Florence and Venice are not exact copies of one another. There could scarcely two more diverse and special cities. Florence, as a center of industry, imported raw materials and exported finished products. Venice was the great trade epicenter of Europe and facilitated the exchange of goods from all over the known earth. Both cities were republics, but while Florence claimed to be democratic, Venice took no pains to hide its oligarchy. Furthermore, Florence was firmly centered in the West. Its leaders had ties to the kings and Lords of Europe, and the city was squarely within the orbit of Rome and the Pope. Venice on the other hand was oriented more toward the East and to Constantinople, and she had no qualms about choosing to deal with the Muslims over the Christians if it was in her interest to do so.

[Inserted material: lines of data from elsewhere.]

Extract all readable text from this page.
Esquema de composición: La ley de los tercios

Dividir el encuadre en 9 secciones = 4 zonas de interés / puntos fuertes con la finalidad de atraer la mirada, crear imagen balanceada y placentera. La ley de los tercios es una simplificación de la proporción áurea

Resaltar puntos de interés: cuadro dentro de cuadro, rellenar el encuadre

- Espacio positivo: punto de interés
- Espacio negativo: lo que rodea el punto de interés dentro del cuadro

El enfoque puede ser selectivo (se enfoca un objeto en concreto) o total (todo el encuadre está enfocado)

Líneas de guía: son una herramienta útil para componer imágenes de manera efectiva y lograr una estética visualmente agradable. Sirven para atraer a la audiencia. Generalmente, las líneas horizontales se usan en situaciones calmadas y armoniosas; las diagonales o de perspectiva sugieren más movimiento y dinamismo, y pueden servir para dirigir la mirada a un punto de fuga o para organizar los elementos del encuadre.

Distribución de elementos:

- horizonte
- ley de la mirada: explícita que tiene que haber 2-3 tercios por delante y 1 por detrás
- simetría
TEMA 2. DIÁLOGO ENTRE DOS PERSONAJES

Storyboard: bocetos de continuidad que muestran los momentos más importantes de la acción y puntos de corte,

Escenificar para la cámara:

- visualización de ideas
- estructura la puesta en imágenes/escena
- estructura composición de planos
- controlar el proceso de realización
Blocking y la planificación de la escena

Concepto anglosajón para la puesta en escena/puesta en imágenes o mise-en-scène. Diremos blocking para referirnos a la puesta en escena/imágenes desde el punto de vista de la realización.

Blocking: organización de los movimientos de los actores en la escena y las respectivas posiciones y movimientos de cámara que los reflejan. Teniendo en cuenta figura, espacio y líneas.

However, even with the distinctive differences between the two city-states, they share one intrinsically common core facet, their devotion to economic success. Both were economic powerhouses of Europe. Florentine banking and Venetian trade carried their respective influences sky high. The wealth generated from both cities reintroduced Europe to the gold standard, and both the Florentine Florin and the Venetian Ducat became the standard of stable currency across Europe and the Mediterranean. In both cities, the pursuit of money was considered to be a cardinal virtue and a civic duty. Wealth was seen as both a personal honor and as an honor to city. In fact the city’s governments themselves, being made up of merchants and businessmen, were purely economically minded. In pursuit of wealth and civic glory, nearly any immorality or vice could be dispelled by the promise of great profits (Hibbert Venice 53).

Works Cited: Hibbert, Christopher. Florence: The Biography of a City. London: Viking, 1993. ---. The House of Medici: Its Rise and Fall. New York: William Morrow and Company, Inc., 1975. ---. Venice: The Biography of a City. London: Grafton Books, 1988 Pirenne, Henri. Medieval Cities: Their Origins and the Revival of Trade. Trans. Frank D. Halsey. Princton, NJ: Princton University Press, 1925.